This case study includes 2 parts:
1. What I discovered at Craft.io and the solution I implemented
2. A simulated analysis using AI-generated data to demonstrate the process and methodology
TL;DR
Found a tracking gap: SDRs and Sales were measuring different dates
Reality: 30% of meetings were rescheduled by around 2 weeks, extending the sales cycle, and 20% no-shows.
Simple solution, implementing one date field of "Original Booking Date" to track when a meeting was booked.
At Craft.io, the sales team reported a decline in meetings, and the quick fix suggested was to update the outbound sequence. I wanted to investigate the underlying cause, and what I discovered is:
1. The SDR (me) was tracking meetings using "Meeting Booked Date" - the day I scheduled the meeting
2. The sales team was tracking meetings using "Meeting Done Date" - when the demo actually occurred
This created three predictable problems:
1. If I booked for next month, I counted it now, they counted it next month.
2. If a demo got rescheduled, it created a gap between the booked and held dates
3. If a demo was canceled or a no-show, it remained on my meeting list but was not reported anywhere.
This, over a few months, led to a compounded data misalignment disaster.
I created a third date field: "Original Booking Date" to capture the exact date I first scheduled the meeting.
With all 3 fields in place, we could now track:
How many meetings I booked each month vs. when they actually occurred
Whether meetings happened on the originally scheduled date
How far out were rescheduled meetings being pushed
What the data revealed:
~20% no-show rate that wasn't visible in either system
~30% reschedule rate with an average delay of 2+ weeks.
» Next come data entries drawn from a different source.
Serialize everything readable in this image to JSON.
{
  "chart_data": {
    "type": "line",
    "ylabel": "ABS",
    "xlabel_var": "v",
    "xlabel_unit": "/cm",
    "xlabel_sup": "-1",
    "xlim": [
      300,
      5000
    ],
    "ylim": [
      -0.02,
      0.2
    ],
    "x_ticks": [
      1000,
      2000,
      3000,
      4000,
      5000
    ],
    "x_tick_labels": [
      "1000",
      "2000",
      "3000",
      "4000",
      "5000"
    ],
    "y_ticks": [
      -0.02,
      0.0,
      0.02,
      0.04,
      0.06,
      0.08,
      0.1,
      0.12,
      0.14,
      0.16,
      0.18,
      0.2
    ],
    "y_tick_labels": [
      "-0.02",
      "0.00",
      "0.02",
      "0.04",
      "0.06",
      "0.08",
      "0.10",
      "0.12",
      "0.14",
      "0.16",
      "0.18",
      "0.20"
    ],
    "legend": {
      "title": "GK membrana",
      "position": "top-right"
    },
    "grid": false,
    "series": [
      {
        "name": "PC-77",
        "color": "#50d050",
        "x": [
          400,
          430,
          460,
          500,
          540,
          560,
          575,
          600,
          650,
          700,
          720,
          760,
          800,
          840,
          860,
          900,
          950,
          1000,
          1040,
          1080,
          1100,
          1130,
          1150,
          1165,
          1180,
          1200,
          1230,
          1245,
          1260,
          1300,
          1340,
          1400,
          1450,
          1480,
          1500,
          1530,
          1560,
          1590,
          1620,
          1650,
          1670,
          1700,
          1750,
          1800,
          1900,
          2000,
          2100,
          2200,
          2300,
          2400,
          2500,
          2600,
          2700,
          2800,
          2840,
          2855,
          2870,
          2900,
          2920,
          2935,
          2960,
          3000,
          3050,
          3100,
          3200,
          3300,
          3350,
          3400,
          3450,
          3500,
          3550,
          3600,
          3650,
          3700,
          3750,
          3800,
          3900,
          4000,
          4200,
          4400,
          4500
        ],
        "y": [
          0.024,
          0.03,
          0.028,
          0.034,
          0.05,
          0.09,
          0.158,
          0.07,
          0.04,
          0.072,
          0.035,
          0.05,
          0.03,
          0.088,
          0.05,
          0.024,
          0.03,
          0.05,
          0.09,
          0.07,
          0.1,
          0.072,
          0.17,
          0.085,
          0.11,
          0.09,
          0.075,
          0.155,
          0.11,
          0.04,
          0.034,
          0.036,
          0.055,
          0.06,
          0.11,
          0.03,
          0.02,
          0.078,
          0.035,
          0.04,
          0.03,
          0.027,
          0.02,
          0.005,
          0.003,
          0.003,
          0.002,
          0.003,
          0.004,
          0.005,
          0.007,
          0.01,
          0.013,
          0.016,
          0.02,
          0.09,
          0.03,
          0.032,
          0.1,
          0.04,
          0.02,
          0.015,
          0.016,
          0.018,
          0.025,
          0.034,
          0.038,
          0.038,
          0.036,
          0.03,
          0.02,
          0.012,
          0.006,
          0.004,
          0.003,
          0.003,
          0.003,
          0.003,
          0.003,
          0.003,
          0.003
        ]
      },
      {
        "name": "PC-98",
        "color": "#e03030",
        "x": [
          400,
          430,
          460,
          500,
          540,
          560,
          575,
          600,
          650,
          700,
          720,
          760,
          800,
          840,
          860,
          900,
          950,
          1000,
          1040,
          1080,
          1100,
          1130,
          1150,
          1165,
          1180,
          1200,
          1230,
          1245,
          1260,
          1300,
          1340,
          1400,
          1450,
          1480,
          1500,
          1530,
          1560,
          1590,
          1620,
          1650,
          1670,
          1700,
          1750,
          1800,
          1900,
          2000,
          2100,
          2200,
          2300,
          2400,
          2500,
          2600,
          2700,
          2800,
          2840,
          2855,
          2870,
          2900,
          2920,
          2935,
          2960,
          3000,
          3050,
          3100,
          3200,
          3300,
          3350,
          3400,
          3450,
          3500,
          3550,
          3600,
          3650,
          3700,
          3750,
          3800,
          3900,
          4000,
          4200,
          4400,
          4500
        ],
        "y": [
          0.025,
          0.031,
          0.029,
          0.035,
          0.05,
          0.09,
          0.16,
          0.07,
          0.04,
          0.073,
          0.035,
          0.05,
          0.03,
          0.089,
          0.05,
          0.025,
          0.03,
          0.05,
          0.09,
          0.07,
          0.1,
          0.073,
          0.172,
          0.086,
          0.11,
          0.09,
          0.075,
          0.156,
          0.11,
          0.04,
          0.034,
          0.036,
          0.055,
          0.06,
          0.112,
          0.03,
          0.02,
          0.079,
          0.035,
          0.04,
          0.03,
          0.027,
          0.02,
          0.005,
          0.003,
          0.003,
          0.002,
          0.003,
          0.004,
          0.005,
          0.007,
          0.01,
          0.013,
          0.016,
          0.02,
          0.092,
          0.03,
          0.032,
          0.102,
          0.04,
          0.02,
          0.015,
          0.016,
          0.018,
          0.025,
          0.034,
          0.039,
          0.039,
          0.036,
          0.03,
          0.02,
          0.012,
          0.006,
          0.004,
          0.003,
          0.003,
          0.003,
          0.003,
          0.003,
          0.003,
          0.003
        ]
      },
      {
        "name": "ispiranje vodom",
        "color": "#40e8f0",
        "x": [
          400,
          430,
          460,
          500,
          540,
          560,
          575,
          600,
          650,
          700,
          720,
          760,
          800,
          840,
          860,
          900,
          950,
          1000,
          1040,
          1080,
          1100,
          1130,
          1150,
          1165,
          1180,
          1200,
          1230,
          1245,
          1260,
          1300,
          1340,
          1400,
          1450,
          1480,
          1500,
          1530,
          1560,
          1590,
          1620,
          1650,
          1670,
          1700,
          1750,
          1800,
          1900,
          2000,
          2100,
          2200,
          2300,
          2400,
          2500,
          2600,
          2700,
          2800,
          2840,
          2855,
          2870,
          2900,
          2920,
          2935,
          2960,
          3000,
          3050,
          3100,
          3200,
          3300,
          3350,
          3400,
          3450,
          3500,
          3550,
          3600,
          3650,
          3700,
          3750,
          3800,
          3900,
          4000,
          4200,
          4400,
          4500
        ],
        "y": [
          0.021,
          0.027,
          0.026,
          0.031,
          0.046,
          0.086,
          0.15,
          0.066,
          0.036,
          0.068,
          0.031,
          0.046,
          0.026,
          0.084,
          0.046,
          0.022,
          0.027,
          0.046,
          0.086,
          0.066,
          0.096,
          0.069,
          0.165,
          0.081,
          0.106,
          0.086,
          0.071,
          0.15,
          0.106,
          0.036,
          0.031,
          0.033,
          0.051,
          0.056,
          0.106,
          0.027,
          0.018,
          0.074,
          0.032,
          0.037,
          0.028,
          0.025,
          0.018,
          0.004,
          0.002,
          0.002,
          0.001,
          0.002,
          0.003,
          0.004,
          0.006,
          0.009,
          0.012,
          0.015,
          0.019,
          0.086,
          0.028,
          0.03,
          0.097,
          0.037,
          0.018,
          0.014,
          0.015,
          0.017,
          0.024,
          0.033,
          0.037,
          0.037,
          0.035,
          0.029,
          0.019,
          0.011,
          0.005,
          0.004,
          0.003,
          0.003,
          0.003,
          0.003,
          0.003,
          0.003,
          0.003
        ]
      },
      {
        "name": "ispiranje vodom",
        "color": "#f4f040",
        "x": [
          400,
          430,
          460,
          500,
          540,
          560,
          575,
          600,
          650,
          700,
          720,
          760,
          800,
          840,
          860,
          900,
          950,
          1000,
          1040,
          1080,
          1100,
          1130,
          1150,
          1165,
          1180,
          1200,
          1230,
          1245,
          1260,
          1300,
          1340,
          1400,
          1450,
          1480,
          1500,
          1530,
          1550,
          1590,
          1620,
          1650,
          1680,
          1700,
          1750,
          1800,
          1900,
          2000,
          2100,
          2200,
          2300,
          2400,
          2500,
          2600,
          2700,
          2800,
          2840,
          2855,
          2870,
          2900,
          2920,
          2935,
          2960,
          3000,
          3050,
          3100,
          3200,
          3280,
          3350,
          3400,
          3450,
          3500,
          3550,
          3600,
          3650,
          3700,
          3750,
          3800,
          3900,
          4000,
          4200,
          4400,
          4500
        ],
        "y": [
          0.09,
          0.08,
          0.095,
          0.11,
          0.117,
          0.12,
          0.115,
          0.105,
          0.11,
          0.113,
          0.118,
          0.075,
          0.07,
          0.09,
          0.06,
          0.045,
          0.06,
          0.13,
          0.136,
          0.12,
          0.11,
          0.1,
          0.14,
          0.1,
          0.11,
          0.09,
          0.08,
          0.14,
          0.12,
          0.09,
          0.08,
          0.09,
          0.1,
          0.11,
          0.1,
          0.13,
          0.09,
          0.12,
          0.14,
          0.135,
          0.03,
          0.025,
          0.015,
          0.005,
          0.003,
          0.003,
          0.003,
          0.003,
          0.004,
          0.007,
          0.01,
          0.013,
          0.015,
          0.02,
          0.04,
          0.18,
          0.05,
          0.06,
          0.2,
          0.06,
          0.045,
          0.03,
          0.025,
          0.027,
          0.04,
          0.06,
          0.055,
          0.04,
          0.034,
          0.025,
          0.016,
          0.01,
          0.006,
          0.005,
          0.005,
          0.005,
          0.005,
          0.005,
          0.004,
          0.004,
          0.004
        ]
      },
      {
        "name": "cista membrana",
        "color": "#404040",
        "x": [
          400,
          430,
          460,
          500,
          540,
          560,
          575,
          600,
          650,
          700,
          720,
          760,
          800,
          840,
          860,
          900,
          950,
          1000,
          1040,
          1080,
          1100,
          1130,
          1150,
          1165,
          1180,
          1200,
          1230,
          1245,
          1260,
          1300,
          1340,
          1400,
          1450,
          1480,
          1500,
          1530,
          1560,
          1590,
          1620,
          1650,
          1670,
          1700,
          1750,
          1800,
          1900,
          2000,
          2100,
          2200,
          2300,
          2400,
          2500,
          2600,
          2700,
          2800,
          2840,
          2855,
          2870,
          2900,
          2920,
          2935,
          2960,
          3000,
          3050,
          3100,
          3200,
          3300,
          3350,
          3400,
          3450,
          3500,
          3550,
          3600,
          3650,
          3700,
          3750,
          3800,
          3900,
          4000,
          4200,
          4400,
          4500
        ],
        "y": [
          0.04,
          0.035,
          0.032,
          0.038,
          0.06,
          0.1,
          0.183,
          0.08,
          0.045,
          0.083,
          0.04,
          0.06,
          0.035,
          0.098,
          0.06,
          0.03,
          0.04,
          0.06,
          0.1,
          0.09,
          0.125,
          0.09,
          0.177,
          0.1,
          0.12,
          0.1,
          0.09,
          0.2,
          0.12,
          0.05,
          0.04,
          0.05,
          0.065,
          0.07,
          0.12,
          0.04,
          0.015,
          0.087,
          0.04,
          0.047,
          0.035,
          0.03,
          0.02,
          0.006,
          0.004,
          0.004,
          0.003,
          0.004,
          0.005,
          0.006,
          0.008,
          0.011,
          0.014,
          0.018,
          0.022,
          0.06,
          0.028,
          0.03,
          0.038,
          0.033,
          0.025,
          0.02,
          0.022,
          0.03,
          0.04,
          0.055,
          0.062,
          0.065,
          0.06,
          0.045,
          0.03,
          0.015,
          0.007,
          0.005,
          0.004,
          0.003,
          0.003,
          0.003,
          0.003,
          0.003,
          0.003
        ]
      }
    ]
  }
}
The issue labeled as "decline" was not related to the pipeline itself, but rather a scheduling friction problem.
The impact:
Sales, marketing, and SDR teams are now aligned on the same KPIs.
We could proactively address no-shows and reschedules.
Leadership had visibility into the actual length of the sales cycle.
Using a prompt I created, I generated a dataset to simulate the process.
The Prompt
Create a CSV with 1,200 rows that simulates CRM demo status.
Fields:
- meeting_id
- account_id
- ae_owner colon Alex or Moti
- marketing_source colon Outbound; Inbound; Partner; Event; Referral
- contact_channel colon Email; Phone; LinkedIn
- meeting_booked_date colon ISO 8601 YYYY-MM-DD
- original_booking_date colon ISO 8601 YYYY-MM-DD
- meeting_done_date colon ISO 8601 YYYY-MM-DD or blank if not held
Constraints:
- Dates span the last 26 weeks.
- Sources: Outbound, Inbound, Partner, Event.
- Two owners with roughly even distribution.
Output:
- Clean CSV, no commentary, ISO date format YYYY-MM-DD.
The numbers tell the story:
212 no-shows (18%) that weren't visible in either system
829 rescheduled meetings that created timing gaps between booking and execution
Rescheduling clustered heavily in the 1-7 day range (89% of reschedules), but with a long tail extending 3+ weeks out
One field. 18% no-shows exposed. 829 reschedules tracked. Zero guesswork.